Директор тоже удивлен. Ладонью потер подбородок, сказал:
- "Картинная галерея" сошлась, надеюсь, Татьяна Ивановна?
- "Могилу Наполеона" я раскладывала.
- "Могила" - самый сейчас подходящий пасьянс.
В полуподвале, как раз под кабинетом директора, располагается склад музыкальных инструментов. Окна узкие, темноватые, почти у потолка. Сквозь все помещение тянутся длинные деревянные полки, на которых громоздятся ящики, коробки, футляры от инструментов. Два огнетушителя украшают собой толстый опорный столб, покрашенный, как и весь полуподвал, неопределенной серой краской.
В углу склада, будто египетская пирамида, возвышалась гора скрипок. Среди скрипок лежало много маленьких, которые не больше школьного пенала.
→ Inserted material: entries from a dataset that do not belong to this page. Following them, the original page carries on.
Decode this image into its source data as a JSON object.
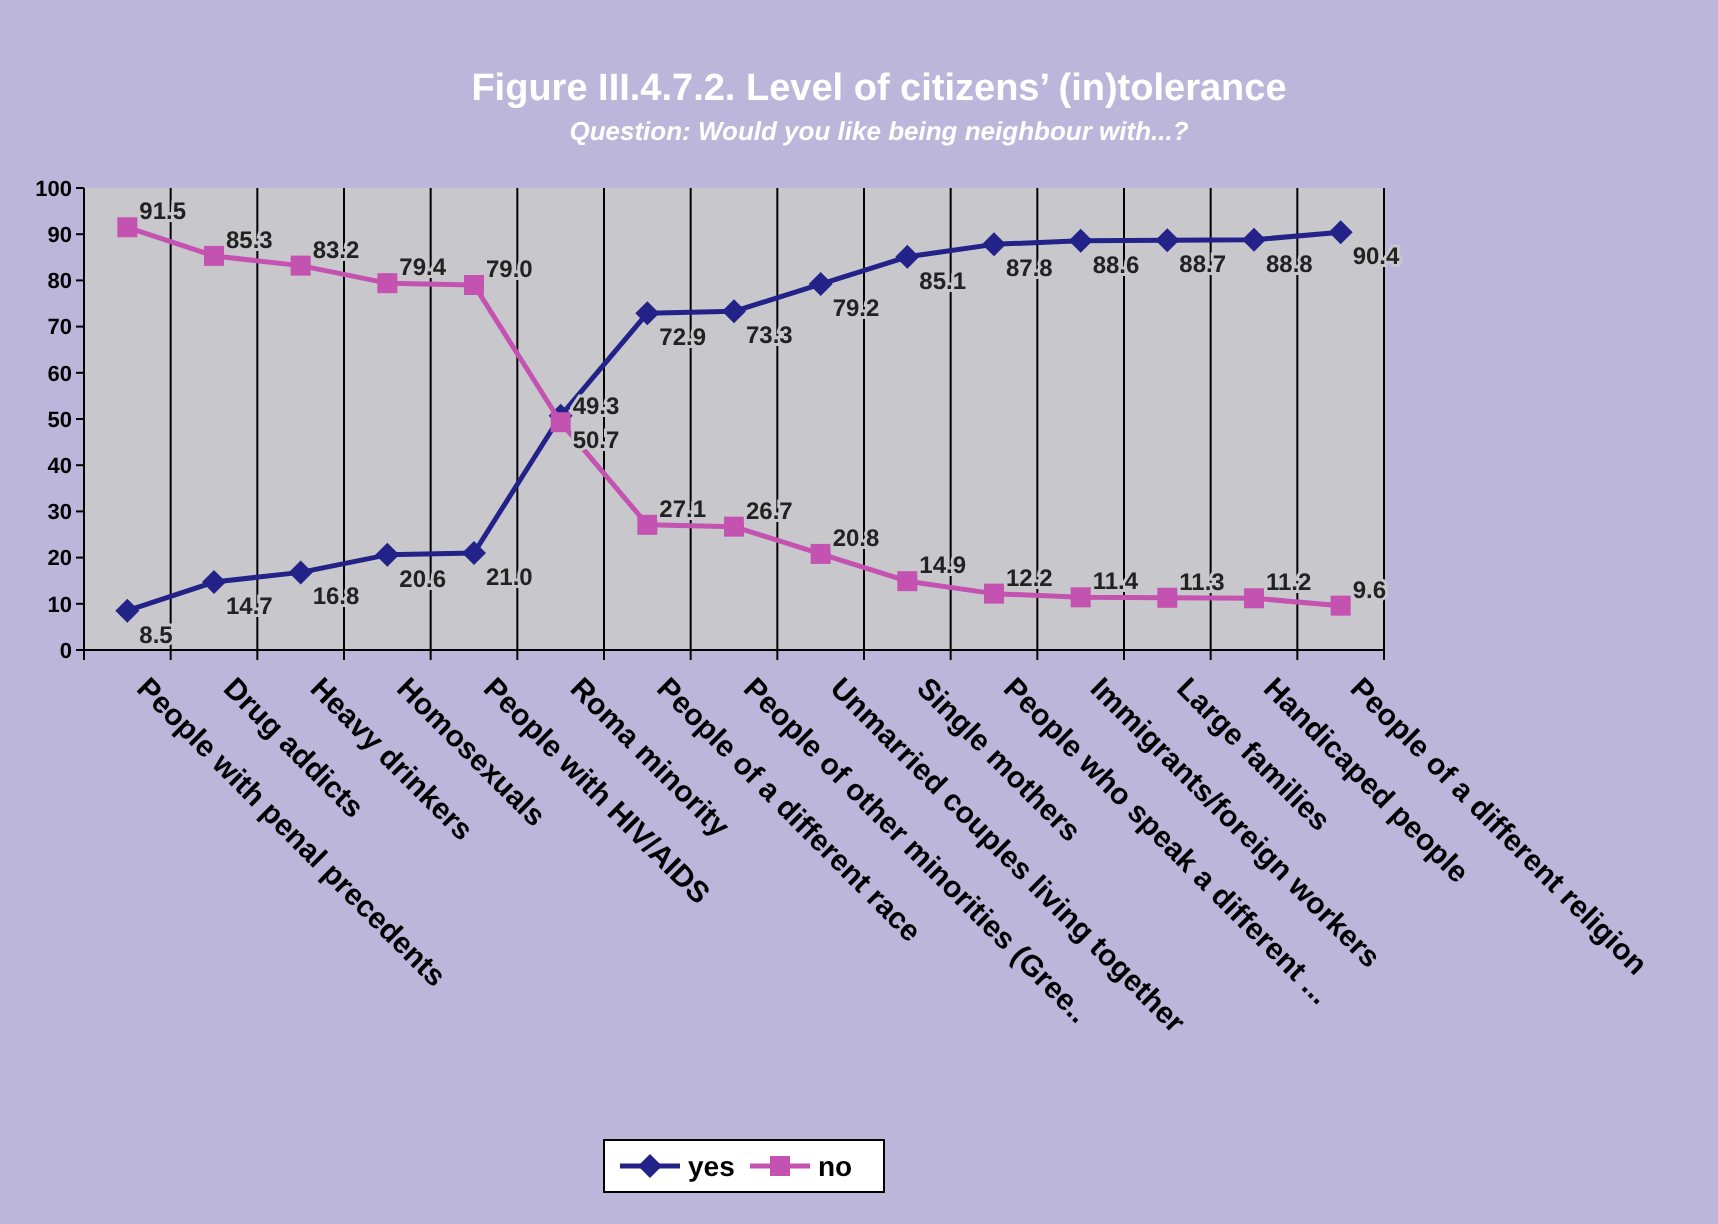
{
  "chart_data": {
    "type": "line",
    "title": "Figure III.4.7.2. Level of citizens’ (in)tolerance",
    "subtitle": "Question: Would you like being neighbour with...?",
    "categories": [
      "People with penal precedents",
      "Drug addicts",
      "Heavy drinkers",
      "Homosexuals",
      "People with HIV/AIDS",
      "Roma minority",
      "People of a different race",
      "People of other minorities (Gree..",
      "Unmarried couples living together",
      "Single mothers",
      "People who speak a different ...",
      "Immigrants/foreign workers",
      "Large families",
      "Handicaped people",
      "People of a different religion"
    ],
    "series": [
      {
        "name": "yes",
        "color": "#222288",
        "marker": "diamond",
        "values": [
          8.5,
          14.7,
          16.8,
          20.6,
          21.0,
          50.7,
          72.9,
          73.3,
          79.2,
          85.1,
          87.8,
          88.6,
          88.7,
          88.8,
          90.4
        ],
        "value_labels": [
          "8.5",
          "14.7",
          "16.8",
          "20.6",
          "21.0",
          "50.7",
          "72.9",
          "73.3",
          "79.2",
          "85.1",
          "87.8",
          "88.6",
          "88.7",
          "88.8",
          "90.4"
        ]
      },
      {
        "name": "no",
        "color": "#c452b0",
        "marker": "square",
        "values": [
          91.5,
          85.3,
          83.2,
          79.4,
          79.0,
          49.3,
          27.1,
          26.7,
          20.8,
          14.9,
          12.2,
          11.4,
          11.3,
          11.2,
          9.6
        ],
        "value_labels": [
          "91.5",
          "85.3",
          "83.2",
          "79.4",
          "79.0",
          "49.3",
          "27.1",
          "26.7",
          "20.8",
          "14.9",
          "12.2",
          "11.4",
          "11.3",
          "11.2",
          "9.6"
        ]
      }
    ],
    "ylim": [
      0,
      100
    ],
    "yticks": [
      0,
      10,
      20,
      30,
      40,
      50,
      60,
      70,
      80,
      90,
      100
    ],
    "grid": "x",
    "legend": "bottom",
    "line_style": "solid"
  }
}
На скрипках мелом было начерчено "списать" и поставлены номера. Подобная надпись и номер были на рояле, который стоял без крышки, без клавишей, струны завязаны в пучок. Вдоль стен выстроились большие медные трубы, которые надевают через плечо и которые способны заглушить оркестр, черные кларнеты, красные фаготы. Присел в углу контрабас: он сегодня много потрудился. Его даже пытались возить на стульях вместе с партитурами симфоний и клавирами.
Павлик Тареев смотрел на старые, покрытые пылью скрипки, и в глазах его были растерянность и недоумение.